I used to want to be a writer. Really badly.
In fact, when I quit my job to go to college I did so partly driven by a dream of seeing my name on a book display in a Barnes and Noble.
My journey toward being a writer started well, and my creative writing instructor connected me with a friend that was an editor for W.W. Norton and specialized in nurturing young authors. Over the course of a few meetings this editor gave me feedback on a story I was working on, and encouraged me to stay in contact as it developed.
It was an amazing opportunity. And it scared me to death. I quit writing a few days after our last meeting, and never wrote fiction again. When I spoke to that editor I began to see a path to the things I had hoped for, and I couldn’t handle it.
I wish there was something more insightful to say about that, but the reality is that I got scared and quit, and life continued to happen. The timing was never right to get a redo on that decision.
But writing remained a passion of mine, though I had to figure out a different way to pay my bills.
There are lots of reasons why the things we are passionate about don’t become our careers. For some people it is a matter of timing. In my case it was crippling self-doubt.

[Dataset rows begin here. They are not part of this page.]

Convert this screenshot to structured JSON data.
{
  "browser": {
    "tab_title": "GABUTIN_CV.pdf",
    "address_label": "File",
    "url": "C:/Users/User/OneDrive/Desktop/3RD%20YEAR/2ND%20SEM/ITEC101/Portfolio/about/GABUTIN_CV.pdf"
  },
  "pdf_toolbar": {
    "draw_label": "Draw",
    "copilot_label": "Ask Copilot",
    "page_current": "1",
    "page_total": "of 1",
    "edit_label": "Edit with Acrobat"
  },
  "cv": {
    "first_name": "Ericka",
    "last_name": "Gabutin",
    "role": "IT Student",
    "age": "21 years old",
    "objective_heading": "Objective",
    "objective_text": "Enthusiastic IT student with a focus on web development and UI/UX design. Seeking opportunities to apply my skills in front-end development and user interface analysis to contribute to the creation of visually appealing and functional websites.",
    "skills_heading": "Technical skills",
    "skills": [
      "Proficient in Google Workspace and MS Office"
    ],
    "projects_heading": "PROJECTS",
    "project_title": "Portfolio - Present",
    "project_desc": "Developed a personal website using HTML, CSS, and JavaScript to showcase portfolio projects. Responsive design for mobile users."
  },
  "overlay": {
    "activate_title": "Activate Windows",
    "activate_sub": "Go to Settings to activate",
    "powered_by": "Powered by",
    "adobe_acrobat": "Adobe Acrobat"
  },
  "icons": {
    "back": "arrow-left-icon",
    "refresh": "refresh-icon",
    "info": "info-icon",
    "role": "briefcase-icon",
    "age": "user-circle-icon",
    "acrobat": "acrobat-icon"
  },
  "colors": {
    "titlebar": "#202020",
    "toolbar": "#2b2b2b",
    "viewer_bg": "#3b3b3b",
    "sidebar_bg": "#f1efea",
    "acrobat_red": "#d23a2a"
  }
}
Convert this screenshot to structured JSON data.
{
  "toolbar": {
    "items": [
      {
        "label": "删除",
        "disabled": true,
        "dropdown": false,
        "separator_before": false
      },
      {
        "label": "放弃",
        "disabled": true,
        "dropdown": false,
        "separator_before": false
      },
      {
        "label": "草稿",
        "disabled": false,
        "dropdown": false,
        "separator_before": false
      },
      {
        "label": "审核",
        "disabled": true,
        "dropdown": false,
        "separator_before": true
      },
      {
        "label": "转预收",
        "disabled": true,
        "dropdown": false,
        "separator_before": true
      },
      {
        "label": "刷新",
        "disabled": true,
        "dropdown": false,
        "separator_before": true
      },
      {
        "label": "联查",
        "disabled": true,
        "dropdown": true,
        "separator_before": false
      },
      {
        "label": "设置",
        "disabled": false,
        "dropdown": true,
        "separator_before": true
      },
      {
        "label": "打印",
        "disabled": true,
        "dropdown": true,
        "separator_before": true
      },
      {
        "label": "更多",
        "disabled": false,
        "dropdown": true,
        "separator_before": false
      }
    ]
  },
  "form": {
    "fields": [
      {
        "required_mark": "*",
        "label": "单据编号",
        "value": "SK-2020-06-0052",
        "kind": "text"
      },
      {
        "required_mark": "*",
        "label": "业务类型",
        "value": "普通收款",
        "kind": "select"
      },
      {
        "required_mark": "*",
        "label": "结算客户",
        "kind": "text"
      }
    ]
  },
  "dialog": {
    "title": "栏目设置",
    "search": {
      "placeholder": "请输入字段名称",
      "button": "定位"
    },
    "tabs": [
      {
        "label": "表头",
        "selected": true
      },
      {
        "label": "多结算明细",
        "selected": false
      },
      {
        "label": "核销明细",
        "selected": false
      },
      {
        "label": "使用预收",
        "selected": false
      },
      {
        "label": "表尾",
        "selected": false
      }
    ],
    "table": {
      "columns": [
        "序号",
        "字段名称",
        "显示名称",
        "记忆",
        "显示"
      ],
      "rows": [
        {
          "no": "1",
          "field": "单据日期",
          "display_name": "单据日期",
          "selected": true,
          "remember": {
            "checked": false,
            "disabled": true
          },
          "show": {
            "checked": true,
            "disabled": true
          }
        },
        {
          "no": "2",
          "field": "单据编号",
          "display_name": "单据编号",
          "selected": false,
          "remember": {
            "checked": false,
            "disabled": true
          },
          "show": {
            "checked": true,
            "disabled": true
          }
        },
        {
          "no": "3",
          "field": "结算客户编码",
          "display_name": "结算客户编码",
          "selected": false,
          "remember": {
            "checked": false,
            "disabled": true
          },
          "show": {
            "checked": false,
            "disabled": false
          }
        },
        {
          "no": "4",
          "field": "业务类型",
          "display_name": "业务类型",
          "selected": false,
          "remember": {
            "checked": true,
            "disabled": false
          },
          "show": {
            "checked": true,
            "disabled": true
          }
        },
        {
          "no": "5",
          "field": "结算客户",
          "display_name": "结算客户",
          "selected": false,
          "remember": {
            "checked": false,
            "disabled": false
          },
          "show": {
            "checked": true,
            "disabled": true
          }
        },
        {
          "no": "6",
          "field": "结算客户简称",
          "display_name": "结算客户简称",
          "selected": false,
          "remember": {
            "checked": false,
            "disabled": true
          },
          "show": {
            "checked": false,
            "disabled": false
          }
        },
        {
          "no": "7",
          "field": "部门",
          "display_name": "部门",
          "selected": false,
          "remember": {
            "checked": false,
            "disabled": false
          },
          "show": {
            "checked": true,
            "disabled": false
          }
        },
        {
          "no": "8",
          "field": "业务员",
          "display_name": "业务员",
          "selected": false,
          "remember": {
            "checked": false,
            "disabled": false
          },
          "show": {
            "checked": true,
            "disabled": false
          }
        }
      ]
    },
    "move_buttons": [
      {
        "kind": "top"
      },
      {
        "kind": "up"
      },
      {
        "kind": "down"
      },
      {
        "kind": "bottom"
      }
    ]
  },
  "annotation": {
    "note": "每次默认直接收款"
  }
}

That’s life, but it doesn’t have to be the end of the story.
Build Your Career – but Still Join a Garage Band (Or Whatever Your Passion Is)
I didn’t become a writer, but life still turned out pretty good for me. And writing obscure fiction isn’t exactly a way to support the multitude of people in my house (like Chicago voters, my wife and I bred early and often). But there has always been a bit of a hole in my life, and curiosity about where being a writer would have taken me.
One thing I do know is that I wouldn’t trade the ability to have and support my family for being a writer, but I do miss it. That’s the primary reason why I enjoy writing these blogs so much. It gives me the chance to do a version of something that at one time meant so much to me.
When it comes to career advice, we are often told to “follow our passion” or “do what we love and the money will follow”. That does happen for some, and I’m really happy for people that have had that experience. But the reality is that there are either a lot of people who dreamed of being financial analysts and customer service managers when they were children, or a whole lot of people who dreamed of being something else until those dreams collided with the real world.
That said, adulthood doesn’t mean having to give up on dreams we had earlier in life, but it does frequently mean having to resize those dreams to fit within our other responsibilities.
George Eliot said “It’s never too late to be what you might have been.” It might be too late to do what you love for a job, but it’s not too late to do it for its own sake.Write a blog. Act in a play. Be the home run king of a softball league. Join a garage band.
Fit your passion into your life in a way that still allows you to put grilled cheese on the table.
And the next morning wake up and analyze a financial statement—and consider yourself lucky.